Menschen gehen unterschiedlich miteinander in Verbindung, je nach Entwicklungsphase, Vorstellungsvermögen und je nachdem, wie eine Verbindung vorwiegend erlebt wird: körperlich, geistig, seelisch oder in einer Kombination. Das Loslassen einer veräußerlichten linearen Verbindung fühlt sich anders an als das Loslassen einer innerlich empfundenen. Viele Menschen visualisieren Verbindungen analog zu ausgestreckten Armen, die einen anderen berühren, also verkörperlicht, und in gewisser Hinsicht linear. Andere fantasieren Verbindung ‚rund‘, analog zu Umarmungen, wie kleine Kinder, die umklammern und gehalten werden wollen, noch andere als Einheit, dann ‚kleben‘ oder verschmelzen sie. Wird ein ausgestreckter Arm nicht ergriffen oder losgelassen, reißt die gefühlte Verbindung ab oder wird abgeschnitten.

Es ist ein Unterschied, ob wir freiwillig aus einer Verbindung gehen, oder ob wir losgelassen oder gar verlassen werden. Es macht ebenso einen Unterschied, ob uns jemand von der Seite geht oder aus dem Herzen, ob uns jemand zur Seite stand wie eine Stütze, ob jemand hinter uns stand und dadurch Rückendeckung gab, oder ob wir uns von jemandem umhüllt fühlten.

Wir können Menschen, die uns wichtig sind, in einer Familienaufstellung aufstellen und schauen, wo im Raum sie ihren Platz haben. Wir können dies auch in unserer Vorstellung tun. Die Verortung von anderen Menschen in unserem Sozialen Panorama (der Begriff stammt von Lukas Derks) spielt eine entscheidende Rolle dafür, wo der gefühlte Riss oder die Lücke entsteht, wenn jemand geht, und wie sichtbar oder spürbar das Fehlen ist. Jeder kann in seiner Vorstellung prüfen, wo ‚seine‘ Menschen verortet sind: Vorne, hinten, links, rechts, an der Seite, nah, weiter weg, größer, kleiner, leuchtender… Stehen die Menschen verlässlich an der immer gleichen Position, wechseln sie ihren Standort, sind sie klar zu erkennen? Wo schauen sie hin, wie schaue ich auf sie, zu wem spüre ich eine Verbindung, und wenn, auf welche Weise?
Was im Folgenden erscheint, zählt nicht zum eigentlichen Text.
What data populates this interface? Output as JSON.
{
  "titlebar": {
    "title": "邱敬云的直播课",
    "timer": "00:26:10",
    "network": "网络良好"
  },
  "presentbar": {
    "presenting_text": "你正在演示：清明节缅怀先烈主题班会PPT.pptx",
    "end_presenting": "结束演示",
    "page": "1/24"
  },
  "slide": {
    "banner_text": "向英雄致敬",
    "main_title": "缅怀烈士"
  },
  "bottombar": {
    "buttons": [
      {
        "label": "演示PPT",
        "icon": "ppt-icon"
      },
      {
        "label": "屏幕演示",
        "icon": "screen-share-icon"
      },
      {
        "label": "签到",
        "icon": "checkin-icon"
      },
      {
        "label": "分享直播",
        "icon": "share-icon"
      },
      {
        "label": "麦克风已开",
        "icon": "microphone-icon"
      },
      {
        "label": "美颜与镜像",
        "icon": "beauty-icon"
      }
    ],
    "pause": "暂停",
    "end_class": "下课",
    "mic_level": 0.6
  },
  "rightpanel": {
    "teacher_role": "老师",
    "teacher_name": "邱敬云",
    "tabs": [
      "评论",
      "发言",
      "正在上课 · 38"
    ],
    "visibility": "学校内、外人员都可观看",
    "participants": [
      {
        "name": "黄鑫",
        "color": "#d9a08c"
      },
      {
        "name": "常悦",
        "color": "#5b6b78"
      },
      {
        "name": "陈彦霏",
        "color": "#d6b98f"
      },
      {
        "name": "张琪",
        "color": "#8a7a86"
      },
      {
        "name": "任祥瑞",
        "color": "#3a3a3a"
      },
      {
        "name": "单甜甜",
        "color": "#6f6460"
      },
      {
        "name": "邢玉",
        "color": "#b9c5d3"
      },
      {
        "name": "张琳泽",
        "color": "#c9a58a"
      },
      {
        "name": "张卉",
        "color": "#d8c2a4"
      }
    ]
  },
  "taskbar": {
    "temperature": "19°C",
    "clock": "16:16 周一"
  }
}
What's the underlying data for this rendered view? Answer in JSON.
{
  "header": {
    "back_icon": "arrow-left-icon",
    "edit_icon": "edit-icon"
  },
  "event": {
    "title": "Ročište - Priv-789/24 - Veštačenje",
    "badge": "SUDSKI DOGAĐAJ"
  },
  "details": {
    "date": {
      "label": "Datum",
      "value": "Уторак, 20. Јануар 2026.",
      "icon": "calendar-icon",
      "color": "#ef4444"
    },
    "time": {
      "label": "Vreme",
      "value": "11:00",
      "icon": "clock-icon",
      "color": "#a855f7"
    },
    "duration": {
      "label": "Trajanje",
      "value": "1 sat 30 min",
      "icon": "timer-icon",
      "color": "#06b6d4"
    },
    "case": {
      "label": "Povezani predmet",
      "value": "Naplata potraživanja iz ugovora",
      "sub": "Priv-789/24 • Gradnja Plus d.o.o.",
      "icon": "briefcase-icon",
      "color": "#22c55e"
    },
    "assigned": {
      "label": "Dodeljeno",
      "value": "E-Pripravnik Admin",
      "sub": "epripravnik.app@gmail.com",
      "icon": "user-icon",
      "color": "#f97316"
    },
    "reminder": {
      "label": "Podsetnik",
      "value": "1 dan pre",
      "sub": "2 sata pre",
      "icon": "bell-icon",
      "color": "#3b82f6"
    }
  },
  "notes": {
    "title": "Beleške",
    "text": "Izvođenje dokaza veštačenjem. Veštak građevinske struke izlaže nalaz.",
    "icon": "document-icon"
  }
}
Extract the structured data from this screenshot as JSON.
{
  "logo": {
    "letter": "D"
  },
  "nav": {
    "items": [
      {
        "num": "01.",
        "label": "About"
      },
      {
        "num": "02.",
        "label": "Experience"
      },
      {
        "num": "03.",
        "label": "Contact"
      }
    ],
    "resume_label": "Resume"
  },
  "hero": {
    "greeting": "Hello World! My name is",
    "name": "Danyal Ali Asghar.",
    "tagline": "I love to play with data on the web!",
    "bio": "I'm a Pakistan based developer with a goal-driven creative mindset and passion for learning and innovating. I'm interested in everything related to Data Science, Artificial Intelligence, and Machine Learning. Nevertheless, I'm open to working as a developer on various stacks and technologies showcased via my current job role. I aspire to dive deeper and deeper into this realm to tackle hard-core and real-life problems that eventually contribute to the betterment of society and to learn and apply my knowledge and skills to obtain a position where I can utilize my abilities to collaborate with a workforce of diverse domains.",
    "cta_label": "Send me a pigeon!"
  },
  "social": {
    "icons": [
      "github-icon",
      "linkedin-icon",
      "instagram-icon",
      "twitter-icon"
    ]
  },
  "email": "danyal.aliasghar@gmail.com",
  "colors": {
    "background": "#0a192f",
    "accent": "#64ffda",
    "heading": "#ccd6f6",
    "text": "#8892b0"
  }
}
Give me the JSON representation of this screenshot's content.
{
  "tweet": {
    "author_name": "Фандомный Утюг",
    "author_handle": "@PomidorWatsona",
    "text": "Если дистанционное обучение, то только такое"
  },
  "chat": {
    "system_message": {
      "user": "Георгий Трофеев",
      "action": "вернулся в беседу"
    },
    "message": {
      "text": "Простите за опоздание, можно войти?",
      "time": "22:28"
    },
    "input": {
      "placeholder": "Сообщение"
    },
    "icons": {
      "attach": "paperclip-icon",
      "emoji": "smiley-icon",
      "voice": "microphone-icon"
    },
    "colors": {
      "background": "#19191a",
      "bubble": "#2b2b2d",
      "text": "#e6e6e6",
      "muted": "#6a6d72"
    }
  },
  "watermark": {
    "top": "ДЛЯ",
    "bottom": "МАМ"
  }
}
Je wichtiger eine Verbindung ist, desto eher mündet das Loslassen in einen Trauerprozess. Prozesse brauchen ihre Zeit, in unserer Kultur soll Loslassen aber schnell geschehen. Hast du etwas verloren, kauf dir einen Ersatz, etwas Neues, etwas Besseres. Stillstand ist Rückschritt, die Rädchen müssen sich weiterdrehen, niemand darf den gemeinsamen Takt stören, der eine Grundverbindung unseres Miteinanders suggeriert. So stehen Arbeitsnehmern nach dem Verlust eines nahen Verwandten maximal drei freie Tage zu. Wer länger als zwei Wochen trauert, soll zum Arzt oder Therapeuten und erhält dann die Diagnose Depression. Entstandene Lücken sollen schnellstmöglich wieder mit ‚guten‘ Bildern gefüllt werden.

Ein gelungener Trauerprozess schließt natürlich immer mit versöhnlichen Bildern ab. Die Lücke ist dann zumindest diffus oder weich gefüllt, so dass sie nicht mehr akut schmerzt. Für den gegangenen Menschen ist ein anderer Platz gefunden worden, beispielsweise im Himmel, und andere Menschenbilder rücken in den Vordergrund oder näher an die Lücke heran, die sich dadurch verkleinert. Doch das gelingt nicht unter Druck oder in einem vorgegebenen Zeitraum.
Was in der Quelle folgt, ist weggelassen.